Martin House Chapel

Boston Spa, West Yorkshire

This small chapel uses strong sculptural forms and enduring materials to provide a much used place of calm and tranquility amid the bustle of a children’s hospice. The building is part of a family of buildings we have created at Martin House in Boston Spa, West Yorkshire.

Martin House children’s hospice, designed by Wildblood Macdonald, opened in 1987 to provide care and support for children with life-limiting illnesses and their families. We are proud of our continued role in the development of the hospice since its opening, including the design of a separate unit for teenagers and young people, Whitby Lodge, which was completed in 2002. The creation of the Lodge entailed the loss of the hospice’s chapel. It seemed to all concerned that a noisy location at the heart of a home for teenagers was not ideal for a place for meditation and prayer. This led the trustees of Martin House to ask Wildblood Macdonald to design a replacement, somewhere in the garden.
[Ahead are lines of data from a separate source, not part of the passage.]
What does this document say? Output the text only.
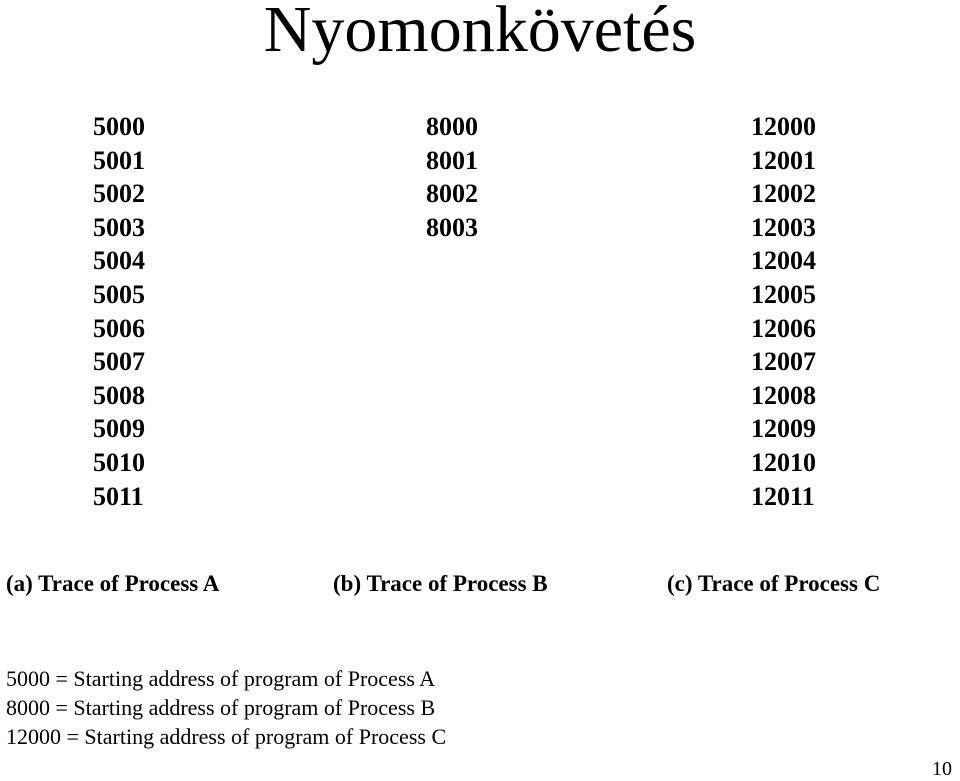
Nyomonkövetés
5000
5001
5002
5003
5004
5005
5006
5007
5008
5009
5010
5011
8000
8001
8002
8003
12000
12001
12002
12003
12004
12005
12006
12007
12008
12009
12010
12011
(a) Trace of Process A	(b) Trace of Process B	(c) Trace of Process C
5000 = Starting address of program of Process A
8000 = Starting address of program of Process B
12000 = Starting address of program of Process C
10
The agreed setting and the fact that the garden lay within the Green Belt led us to conclude that the building should not be conventional, but rather should blend into the landscape with any walls appearing as garden walls.
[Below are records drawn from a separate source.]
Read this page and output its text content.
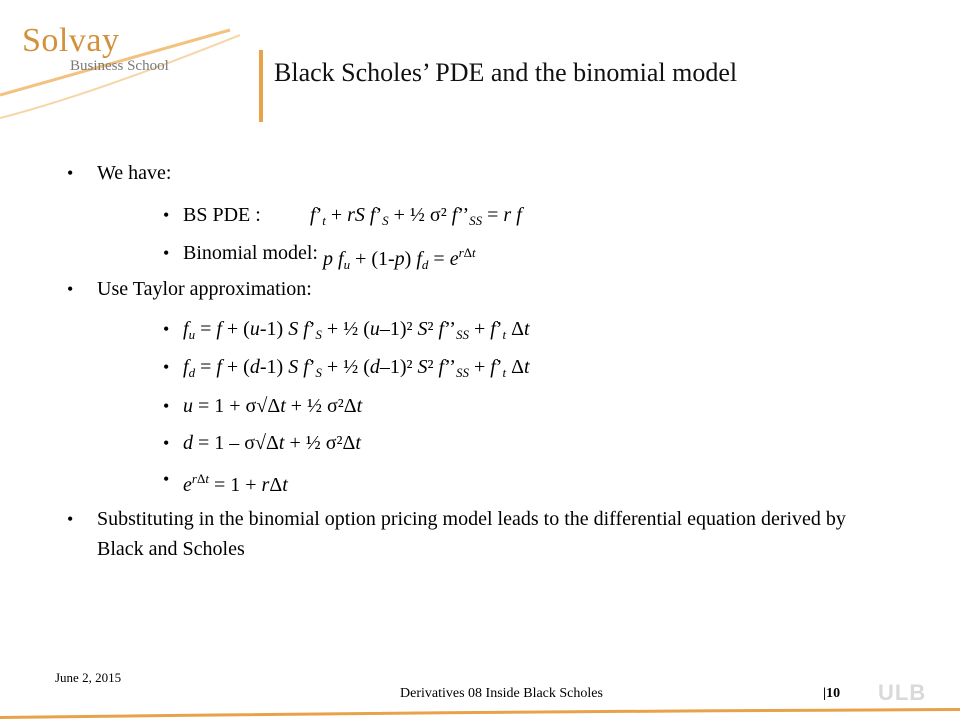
Solvay
Business School	Black Scholes’ PDE and the binomial model
• We have:
• BS PDE : $f’_t$ + rS $f’_S$ + ½ σ² $f’’_{SS} = r$ f
• Binomial model: p $f_u + (1-p) f_d = e^{r\Delta t}$
• Use Taylor approximation:
• $f_u = f + (u-1)$ S $f’_S$ + ½ (u–1)² S² $f’’_{SS}$ + $f’_t$ Δt
• $f_d = f + (d-1)$ S $f’_S$ + ½ (d–1)² S² $f’’_{SS}$ + $f’_t$ Δt
• u = 1 + σ√Δt + ½ σ²Δt
• d = 1 – σ√Δt + ½ σ²Δt
• $e^{r\Delta t} = 1 + r\Delta t$
• Substituting in the binomial option pricing model leads to the differential equation derived by Black and Scholes
June 2, 2015
Derivatives 08 Inside Black Scholes	|10 ULB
This led us on to think that we should make a positive use of the 'boundary wall' idea. We concluded that those visiting the chapel should walk through the wall to something delightful beyond. For some this would represent a step from the bustling activity of the hospice to a quiet garden setting, but for others it could symbolise the passing from life, through death to a life full of delight beyond.
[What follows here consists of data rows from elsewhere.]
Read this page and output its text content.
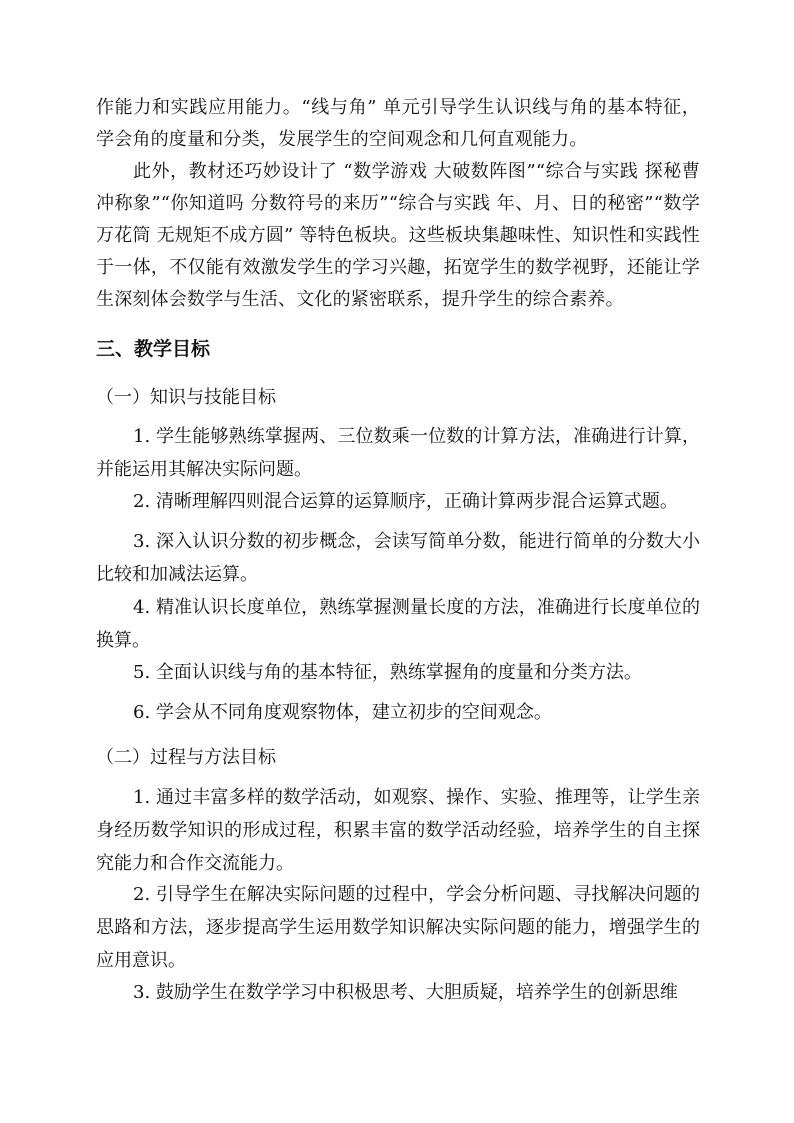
作能力和实践应用能力。“线与角” 单元引导学生认识线与角的基本特征，学会角的度量和分类，发展学生的空间观念和几何直观能力。

此外，教材还巧妙设计了 “数学游戏 大破数阵图”“综合与实践 探秘曹冲称象”“你知道吗 分数符号的来历”“综合与实践 年、月、日的秘密”“数学万花筒 无规矩不成方圆” 等特色板块。这些板块集趣味性、知识性和实践性于一体，不仅能有效激发学生的学习兴趣，拓宽学生的数学视野，还能让学生深刻体会数学与生活、文化的紧密联系，提升学生的综合素养。

三、教学目标
（一）知识与技能目标

1. 学生能够熟练掌握两、三位数乘一位数的计算方法，准确进行计算，并能运用其解决实际问题。

2. 清晰理解四则混合运算的运算顺序，正确计算两步混合运算式题。

3. 深入认识分数的初步概念，会读写简单分数，能进行简单的分数大小比较和加减法运算。

4. 精准认识长度单位，熟练掌握测量长度的方法，准确进行长度单位的换算。

5. 全面认识线与角的基本特征，熟练掌握角的度量和分类方法。

6. 学会从不同角度观察物体，建立初步的空间观念。

（二）过程与方法目标

1. 通过丰富多样的数学活动，如观察、操作、实验、推理等，让学生亲身经历数学知识的形成过程，积累丰富的数学活动经验，培养学生的自主探究能力和合作交流能力。

2. 引导学生在解决实际问题的过程中，学会分析问题、寻找解决问题的思路和方法，逐步提高学生运用数学知识解决实际问题的能力，增强学生的应用意识。

3. 鼓励学生在数学学习中积极思考、大胆质疑，培养学生的创新思维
A quiet area of the garden was identified, furthest from the main buildings and surrounded by mature trees and planting. The ‘boundary wall’ idea was developed, with only a glass door within a curving dry-stone wall being visible from the noisy play areas and main buildings. Beyond the wall, the main chapel space is enclosed by glass and timber, deliberately contrasting materials to the limestone walling. The chapel looks out onto a very peaceful wild garden, backed by mature trees, with no hint of the bustling activity of the hospice on the other side of the wall.

The specialist construction skills used in the dry-stone walling and the copper roofing add to the delight of this little building.